None issuance of visa to SCOAN pilgrims truncated Air Namibia flights to Nigeria, says Deputy Prime Minister

THE Deputy Prime Minister and Minister of International Relations of Cooperation of Namibia, Netumbo Nandi-Ndaitwah, has identified non-issuance of visas to religious pilgrims coming to Nigeria as the major reason Air Namibia stopped scheduled flights to Nigeria.

She said the 2019 disagreement between Namibia and Nigeria led to the refusal of the Nigerian embassy in Namibia to issue visa to Namibian religious tourists on pilgrimage to Prophet T. B. Joshua’s Synagogue Church of All Nations (SCOAN), adding that Air Namibia had in May 24, 2019 suspended flight on Windhoek – Lagos – Accra routes.

The Namibian Deputy Prime Minister said this when she hosted a group of Nigerian tour operators and journalists in her office in Windhoek, the Namibian capital.

Answering questions on the current suspension of Air Namibia scheduled flights to Lagos- Accra, Nandi-Ndaitwah said “You know this is the second time it is closing. The problem is economic. The airline industry is not really doing well. We had the unfortunate situation last year.

“When the Namibians could not get visas to Nigeria, especially most of the people who used to go in groups to T.B.Joshua’s church we have to flight to the route. The Namibian tourists used to go in groups and it was helpful to Air Namibia, but when the issuing of visas stopped and they could not go, the load for Air Namibia became so low, coupled with economic recession and difficulties in the airline business, they had to stop flying.

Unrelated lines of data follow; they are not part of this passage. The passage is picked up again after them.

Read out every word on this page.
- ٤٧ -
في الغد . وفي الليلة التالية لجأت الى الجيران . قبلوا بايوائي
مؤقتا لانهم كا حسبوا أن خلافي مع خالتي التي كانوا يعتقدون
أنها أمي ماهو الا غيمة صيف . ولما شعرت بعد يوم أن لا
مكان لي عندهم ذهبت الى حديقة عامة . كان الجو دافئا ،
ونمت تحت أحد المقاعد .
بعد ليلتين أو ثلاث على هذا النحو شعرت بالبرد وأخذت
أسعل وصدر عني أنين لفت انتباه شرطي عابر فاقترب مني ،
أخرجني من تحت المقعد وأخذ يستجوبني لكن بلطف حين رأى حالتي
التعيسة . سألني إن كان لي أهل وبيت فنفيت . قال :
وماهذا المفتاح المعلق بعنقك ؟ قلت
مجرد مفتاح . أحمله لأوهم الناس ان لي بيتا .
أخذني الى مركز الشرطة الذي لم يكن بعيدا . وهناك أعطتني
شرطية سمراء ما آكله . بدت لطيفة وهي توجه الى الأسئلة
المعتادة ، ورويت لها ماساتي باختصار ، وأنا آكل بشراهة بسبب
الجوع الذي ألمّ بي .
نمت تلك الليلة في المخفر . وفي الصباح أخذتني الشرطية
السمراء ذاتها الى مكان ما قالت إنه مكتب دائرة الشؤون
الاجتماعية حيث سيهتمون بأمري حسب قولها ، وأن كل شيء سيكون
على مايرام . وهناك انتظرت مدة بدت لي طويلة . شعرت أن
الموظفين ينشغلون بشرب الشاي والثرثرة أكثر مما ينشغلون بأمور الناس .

Also, you know the route connectivity was linked with Ghana, but the big load was not to Ghana, it was Nigeria. Notwithstanding, the air service agreement is still there.”

She, however reiterated the desire of her country to welcome Nigerian tourists and to continue to have closer relationship with Nigeria. “We have a very long history of relationship between Namibia and Nigeria. During our struggle, many young Namibians studied in Nigeria.

The Nigerian government was among the governments that accepted SWAPO and gave us all round support. In fact, there was a budget for SWAPO.  As you know in the Namibian struggle, at one time, we had frontline states that were very active. These were the countries in southern Africa.

They were called frontline because they were closer to Namibia. But Nigeria which is far became part of the struggle. So, when you go to records, you hear us talking about the frontline states and Nigeria.

This was because wherever the frontline states met to discuss the issue of Namibia, Nigeria was always there. It explained why, after independence, Nigeria was among the first country to establish diplomatic relations with Namibia and even opened an embassy in our country.

“I know what tourism can bring to a country. We have decided to promote tourism and specifically, we are looking at Africa. Unfortunately, for too long, as Africans, we never see ourselves as tourists. That means we never linked to one another. That is working against us.

“It is so gratifying that now we’ve realised that we must do something very seriously. We have seen that once there is an issue in Europe, our tourism suffers as an African country because we do not travel among ourselves.

“Of course of late we have noticed that there has been an increase of tourists coming from neighbouring countries: Angola, Botswana, South Africa, there has been that traffic.  We are now on our way to open up new doors.

“For Nigeria, which is a big economy, a big population, we really feel that together, we will be able to achieve our objectives.

“I am informed that in 2019, we had 744 Nigerian tourists. But that is a drop because the record of 2018 is 1500. We want these numbers to increase. Also, Namibians should be able to travel to Nigeria.  We feel that such a link will not only end up in tourism, it could also involve other economic activities talking about trade and investment between our two countries.

“Our heads of states have just adopted last year Africa Continental Free Trade Area. That is meant for African citizens to make use of. It is only when we do that we can realise Agenda 2063, which is Africa will become an industrialised continent.

“We are looking at Africans to build the continent and it is African citizens that are going to do that. Let us visit one another, let us know each other. That will help us. Namibian market has been a European market. Now we want to make it an African market.”